I don't know if there has been any research to it, but possibly it is the fact that phonics teaching requires a very structured, repetitive approach that helps build success as much as the tools of phonics themselves?

Feenie · 28/04/2017 23:24

Since I started teaching phonics I haven't had a single child fail to learn to read.

This ^^ Just this. Stop not reading research/statutory documentation and do your job.

Arkadia · 28/04/2017 23:29

Annandale, indeed. My point is that you have to remember those words by heart anyway because normally you don't read "Ch" as "k". So you either know those words or you don't. If you come across a new one you don't know, you WILL misread it.
Now a child would have to be excused if he came across a word with a "Ch" phoneme in it and read it "k" and if he kept doing it. After all if you are saying that "Ch" can be read either way how is he to know?

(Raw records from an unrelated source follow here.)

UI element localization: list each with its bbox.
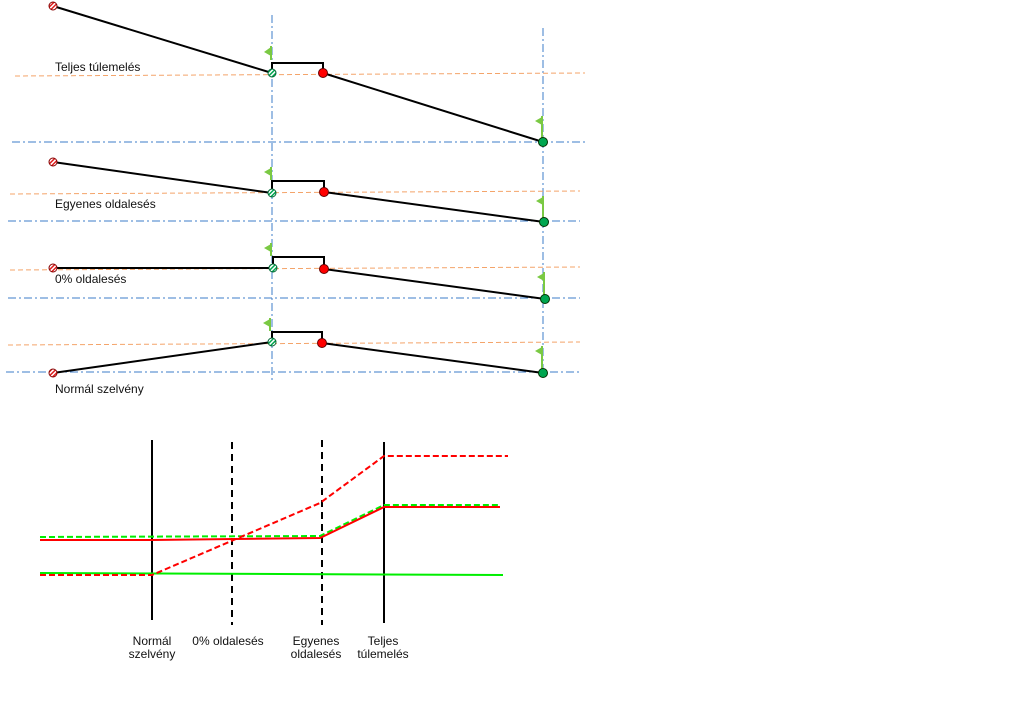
cross-section-0-percent: 0% oldalesés bbox=[8, 243, 581, 304]
station-label: túlemelés bbox=[357, 647, 408, 661]
vertical-axes bbox=[271, 15, 544, 380]
red-point-icon bbox=[317, 338, 327, 348]
cross-section-egyenes: Egyenes oldalesés bbox=[8, 157, 581, 227]
flag-icon bbox=[264, 243, 272, 256]
red-point-icon bbox=[318, 68, 328, 78]
bracket bbox=[272, 256, 325, 269]
hatched-point-icon bbox=[48, 157, 58, 167]
green-point-icon bbox=[538, 368, 548, 378]
red-solid-line bbox=[40, 506, 500, 541]
flag-icon bbox=[536, 196, 544, 218]
section-label: Normál szelvény bbox=[55, 382, 144, 396]
station-label: oldalesés bbox=[291, 647, 342, 661]
flag-icon bbox=[264, 46, 272, 60]
red-point-icon bbox=[319, 264, 329, 274]
hatched-point-icon bbox=[48, 1, 58, 11]
cross-section-teljes: Teljes túlemelés bbox=[12, 1, 586, 147]
transition-diagram: Normál szelvény 0% oldalesés Egyenes old… bbox=[39, 440, 508, 661]
hatched-point-icon bbox=[268, 263, 278, 273]
green-point-icon bbox=[539, 217, 549, 227]
green-dashed-line bbox=[39, 504, 500, 538]
green-solid-line bbox=[39, 572, 504, 576]
station-label: Egyenes bbox=[293, 634, 340, 648]
green-point-icon bbox=[540, 294, 550, 304]
hatched-point-icon bbox=[267, 188, 277, 198]
bracket bbox=[271, 331, 323, 343]
station-label: 0% oldalesés bbox=[192, 634, 263, 648]
flag-icon bbox=[264, 167, 272, 180]
red-point-icon bbox=[319, 187, 329, 197]
guide-line bbox=[14, 72, 586, 77]
hatched-point-icon bbox=[267, 68, 277, 78]
station-label: Teljes bbox=[368, 634, 399, 648]
flag-icon bbox=[535, 116, 543, 138]
cross-section-normal: Normál szelvény bbox=[6, 318, 581, 396]
section-label: Egyenes oldalesés bbox=[55, 197, 156, 211]
flag-icon bbox=[535, 346, 543, 369]
red-dashed-line bbox=[40, 455, 508, 576]
station-label: szelvény bbox=[129, 647, 176, 661]
section-label: Teljes túlemelés bbox=[55, 60, 140, 74]
hatched-point-icon bbox=[48, 263, 58, 273]
hatched-point-icon bbox=[48, 368, 58, 378]
flag-icon bbox=[263, 318, 271, 331]
hatched-point-icon bbox=[267, 337, 277, 347]
section-label: 0% oldalesés bbox=[55, 272, 126, 286]
bracket bbox=[271, 180, 325, 193]
station-label: Normál bbox=[133, 634, 172, 648]
green-point-icon bbox=[538, 137, 548, 147]
bracket bbox=[271, 62, 324, 73]
flag-icon bbox=[537, 272, 545, 295]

If Instead the default position is to read it as "tch, that means that y the rat is an exception you have to remember by heart, making the introduction of a specialist phoneme rather... pointless.
There again, as it was said above, you can point out the Greek origin of most of those words, Christ being probably the easiest example, and expand form there. Now the matter would make more sense.

In any case, no, I don't think that small children really need to know chorus or choral, at least not out of context.